La idea de que la pasta engorda tiene sus raíces en la creencia de que la pasta se hace con harina que sólo es almidón. Sin embargo las pastas alimenticias de calidad superior se elaboran exclusivamente con sémola de trigo duro.El trigo duro en forma de sémola sirve también para hacer pasta y cous-cous (granos de trigo duro, secados y partidos, cocidos al vapor), ingrediente principal del plato norteafricano a base de estofado de verduras y carnes, o de postres y pasteles. Con él se elaboran en Italia, sobre todo en el sur, panes rústicos de gran tamaño, herencia de tradiciones campesinas.
La sémola de trigo duro es baja en grasas, de alto contenido en proteínas, carbohidratos, magnesio, fósforo, hierro y vitamina B. También contiene saludable celulosa: por ejemplo la media cucharadita de celulosa que contienen 100 g de pasta, más la fibra de la salsa de tomate junto a otras hortalizas como cebolla, apio, zanahoria, que suelen acompañar a los platos de pasta, favorecen el tránsito intestinal y evitan el estreñimiento.
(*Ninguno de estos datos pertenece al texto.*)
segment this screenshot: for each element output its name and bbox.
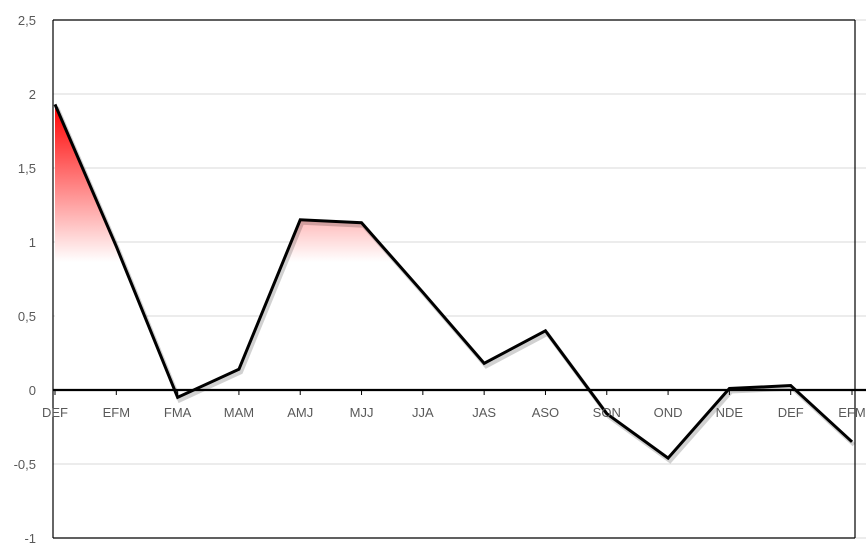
x-tick-label: DEF xyxy=(42,405,68,420)
series-line-path xyxy=(53,103,854,461)
plot-frame xyxy=(52,19,856,539)
x-tick-label: NDE xyxy=(716,405,744,420)
y-tick-label: 2,5 xyxy=(18,13,36,28)
y-tick-label: 0 xyxy=(29,383,36,398)
area-fill xyxy=(55,104,852,459)
x-tick-label: JJA xyxy=(412,405,434,420)
x-tick-label: MAM xyxy=(224,405,254,420)
y-tick-label: -1 xyxy=(24,531,36,545)
x-tick-label: EFM xyxy=(838,405,865,420)
zero-axis xyxy=(53,388,866,395)
y-tick-label: 1,5 xyxy=(18,161,36,176)
x-tick-label: AMJ xyxy=(287,405,313,420)
x-tick-label: MJJ xyxy=(350,405,374,420)
gridlines xyxy=(53,19,866,539)
x-tick-label: SON xyxy=(593,405,621,420)
x-tick-label: JAS xyxy=(472,405,496,420)
area-fill-path xyxy=(55,104,852,459)
x-tick-label: DEF xyxy=(778,405,804,420)
y-tick-label: 0,5 xyxy=(18,309,36,324)
y-tick-label: 2 xyxy=(29,87,36,102)
y-tick-label: 1 xyxy=(29,235,36,250)
x-tick-label: FMA xyxy=(164,405,192,420)
x-tick-labels: DEF EFM FMA MAM AMJ MJJ JJA JAS ASO SON OND NDE DEF E… xyxy=(42,405,866,420)
y-tick-labels: 2,5 2 1,5 1 0,5 0 -0,5 -1 xyxy=(14,13,36,545)
x-tick-label: EFM xyxy=(103,405,130,420)
x-tick-label: OND xyxy=(654,405,683,420)
y-tick-label: -0,5 xyxy=(14,457,36,472)
x-tick-label: ASO xyxy=(532,405,559,420)
series-line xyxy=(53,103,856,464)
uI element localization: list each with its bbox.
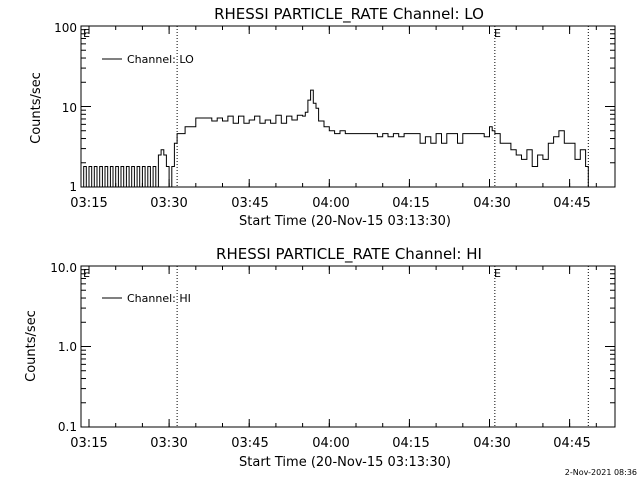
legend-label-hi: Channel: HI — [127, 292, 191, 305]
x-tick-label-hi-0315: 03:15 — [70, 436, 107, 451]
x-tick-label-hi-0415: 04:15 — [392, 436, 429, 451]
x-tick-label-lo-0400: 04:00 — [312, 196, 349, 211]
x-tick-label-hi-0400: 04:00 — [312, 436, 349, 451]
x-axis-label-hi: Start Time (20-Nov-15 03:13:30) — [239, 455, 451, 470]
x-tick-label-lo-0315: 03:15 — [70, 196, 107, 211]
footer-timestamp: 2-Nov-2021 08:36 — [565, 468, 637, 477]
y-tick-label-hi-1: 1.0 — [58, 340, 77, 354]
marker-label-hi-e: E — [494, 267, 501, 280]
y-axis-label-hi: Counts/sec — [24, 310, 39, 382]
x-axis-label-lo: Start Time (20-Nov-15 03:13:30) — [239, 214, 451, 229]
x-tick-label-hi-0430: 04:30 — [473, 436, 510, 451]
x-tick-label-hi-0330: 03:30 — [150, 436, 187, 451]
y-tick-label-lo-1: 1 — [69, 180, 77, 194]
y-axis-label-lo: Counts/sec — [29, 72, 44, 144]
x-tick-label-lo-0330: 03:30 — [150, 196, 187, 211]
panel-hi: RHESSI PARTICLE_RATE Channel: HI Counts/… — [24, 245, 616, 470]
legend-label-lo: Channel: LO — [127, 53, 194, 66]
x-tick-label-lo-0445: 04:45 — [553, 196, 590, 211]
x-tick-label-lo-0415: 04:15 — [392, 196, 429, 211]
x-tick-label-hi-0345: 03:45 — [231, 436, 268, 451]
x-tick-label-lo-0430: 04:30 — [473, 196, 510, 211]
plot-frame-hi — [80, 265, 616, 428]
edge-label-hi: E — [83, 267, 90, 280]
edge-label-lo: E — [83, 27, 90, 40]
panel-lo: RHESSI PARTICLE_RATE Channel: LO Counts/… — [29, 5, 616, 229]
chart-title-hi: RHESSI PARTICLE_RATE Channel: HI — [216, 245, 482, 264]
marker-label-lo-e: E — [494, 27, 501, 40]
dynamic-marks — [81, 26, 615, 428]
x-tick-label-hi-0445: 04:45 — [553, 436, 590, 451]
chart-title-lo: RHESSI PARTICLE_RATE Channel: LO — [214, 5, 484, 24]
series-line-lo-0 — [81, 89, 589, 188]
y-tick-label-hi-10: 10.0 — [50, 261, 77, 275]
y-tick-label-lo-100: 100 — [54, 21, 77, 35]
y-tick-label-hi-01: 0.1 — [58, 420, 77, 434]
x-tick-label-lo-0345: 03:45 — [231, 196, 268, 211]
plot-frame-lo — [80, 25, 616, 188]
y-tick-label-lo-10: 10 — [62, 101, 77, 115]
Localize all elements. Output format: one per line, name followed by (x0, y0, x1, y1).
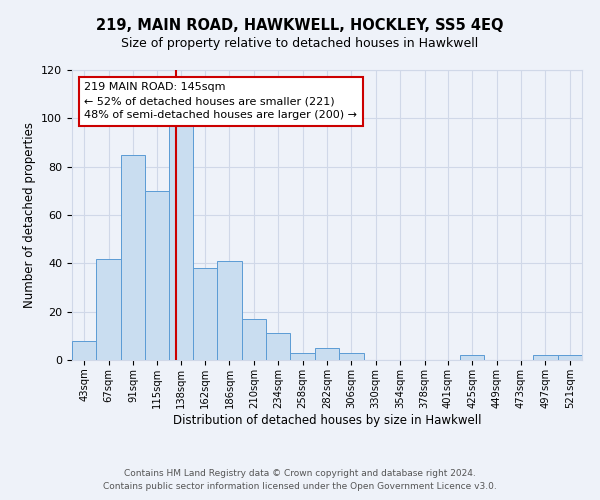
Text: Contains public sector information licensed under the Open Government Licence v3: Contains public sector information licen… (103, 482, 497, 491)
Bar (217, 261, 242, 360)
Bar (533, 355, 557, 360)
Bar (97, 258, 121, 360)
Bar (193, 268, 217, 360)
Bar (557, 355, 582, 360)
Bar (315, 348, 339, 360)
Text: 219 MAIN ROAD: 145sqm
← 52% of detached houses are smaller (221)
48% of semi-det: 219 MAIN ROAD: 145sqm ← 52% of detached … (84, 82, 357, 120)
Bar (290, 353, 315, 360)
Bar (72, 340, 97, 360)
Bar (339, 353, 364, 360)
Bar (169, 118, 193, 360)
Text: Contains HM Land Registry data © Crown copyright and database right 2024.: Contains HM Land Registry data © Crown c… (124, 468, 476, 477)
Bar (460, 355, 484, 360)
Bar (145, 191, 170, 360)
Text: Size of property relative to detached houses in Hawkwell: Size of property relative to detached ho… (121, 38, 479, 51)
Text: 219, MAIN ROAD, HAWKWELL, HOCKLEY, SS5 4EQ: 219, MAIN ROAD, HAWKWELL, HOCKLEY, SS5 4… (96, 18, 504, 32)
Bar (121, 154, 145, 360)
X-axis label: Distribution of detached houses by size in Hawkwell: Distribution of detached houses by size … (173, 414, 481, 426)
Bar (266, 334, 290, 360)
Y-axis label: Number of detached properties: Number of detached properties (23, 122, 35, 308)
Bar (242, 319, 266, 360)
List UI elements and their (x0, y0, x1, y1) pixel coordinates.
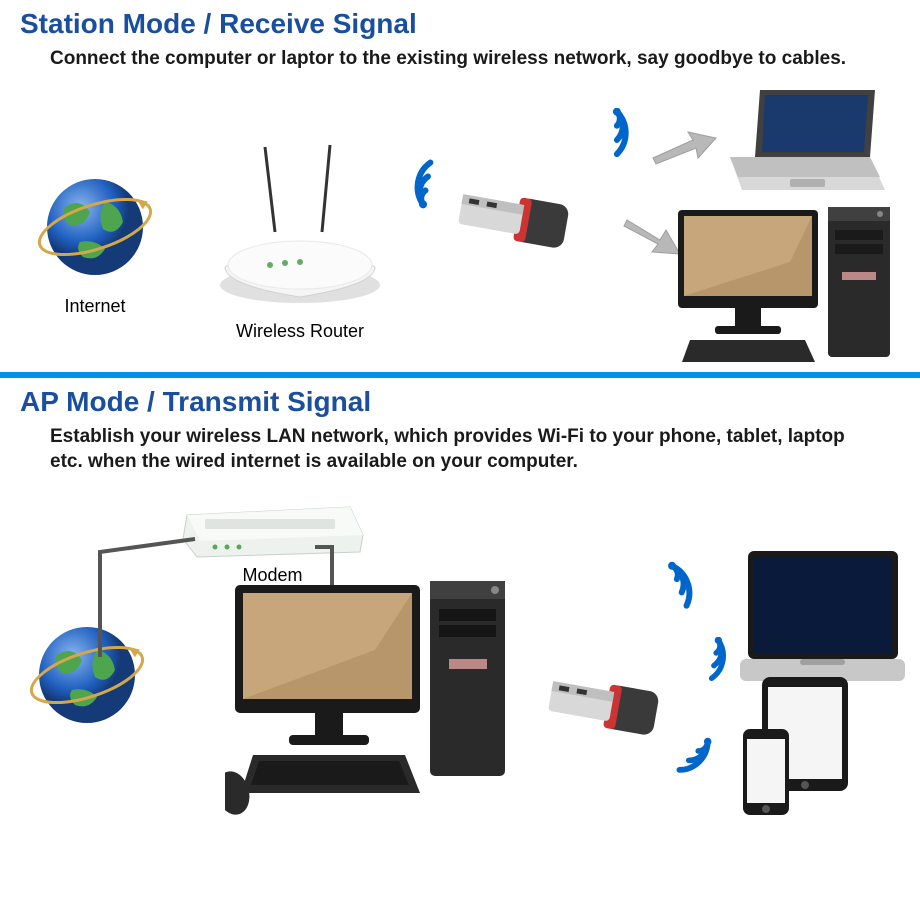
wireless-router-icon: Wireless Router (205, 137, 395, 342)
desktop-icon (670, 202, 900, 377)
internet-label: Internet (25, 296, 165, 317)
wifi-icon (668, 733, 720, 785)
section2-desc: Establish your wireless LAN network, whi… (0, 424, 920, 485)
wifi-icon (592, 108, 647, 163)
desktop-icon (225, 575, 515, 820)
section1-desc: Connect the computer or laptor to the ex… (0, 46, 920, 82)
wifi-icon (692, 637, 742, 687)
section1-title: Station Mode / Receive Signal (0, 0, 920, 46)
arrow-icon (648, 128, 718, 168)
usb-adapter-icon (445, 170, 580, 270)
wifi-icon (655, 560, 710, 615)
modem-icon: Modem (175, 497, 370, 586)
laptop-large-icon (740, 545, 905, 695)
internet-globe-icon: Internet (25, 167, 165, 317)
section1-diagram: Internet Wireless Router (0, 82, 920, 372)
laptop-icon (720, 82, 895, 207)
internet-globe-icon (22, 615, 152, 740)
ap-mode-section: AP Mode / Transmit Signal Establish your… (0, 378, 920, 825)
section2-title: AP Mode / Transmit Signal (0, 378, 920, 424)
section2-diagram: Modem (0, 485, 920, 825)
router-label: Wireless Router (205, 321, 395, 342)
phone-icon (740, 727, 792, 824)
station-mode-section: Station Mode / Receive Signal Connect th… (0, 0, 920, 372)
usb-adapter-icon (535, 657, 670, 757)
Si queremos calcular las calorías de la pasta, para no pasarnos, podemos considerar que 100 g de pasta aportan unas 300 calorías, que son aproximadamente el 15 % de las necesidades de una persona que desarrolle una actividad normal con algo de ejercicio físico.
Se puede entonces comer 70 ó 100 g diarios de pasta sin temor a engordar, obviamente cuidando el aporte calórico de las salsas y condimentos varios: un gramo de grasa aporta 9 calorías.
Las pastas son un alimento recomendable en la dieta habitual de cualquier persona, y especialmente de quienes necesitan un mayor aporte energético, como ocurre en la niñez, la adolescencia y en personas con profesiones de gran actividad o desgaste físico. La baja cantidad de grasa que contiene la pasta es otra importante ventaja a la hora de preferirla para una correcta alimentación; por ejemplo, unos espaguetis acompañados con una salsa de tomate elaborada con un poco de aceite de oliva y algún otro vegetal como cebolla, ajo, hierbas aromáticas etc., apenas contienen grasa.
Espaguetis con tomates secos, rúcula y cebolla: 366 kcal porción
Ingredientes para 4 personas:
250 g de espaguetis
100 g de rúcula limpia
70 g de tomates secos
70 g de cebolla
40 g de Parmesano (u otro queso parecido)
aceite de oliva
sal y pimienta molida
Poner los tomates a remojo en agua tibia durante unos 30 minutos. Escurrirlos después y cortarlos en taquitos.
Picar la cebolla y freírla en una sartén con 2 cucharadas de aceite de oliva. Unir los tomates, salpimentar al gusto, rehogar unos minutos todo junto y apartar del fuego.
Hervir los espaguetis en agua salada, escurrirlos y tirarlos en la sartén del sofrito, añadir el queso cortado en escamitas, un chorrito de aceite, mezclar y servir.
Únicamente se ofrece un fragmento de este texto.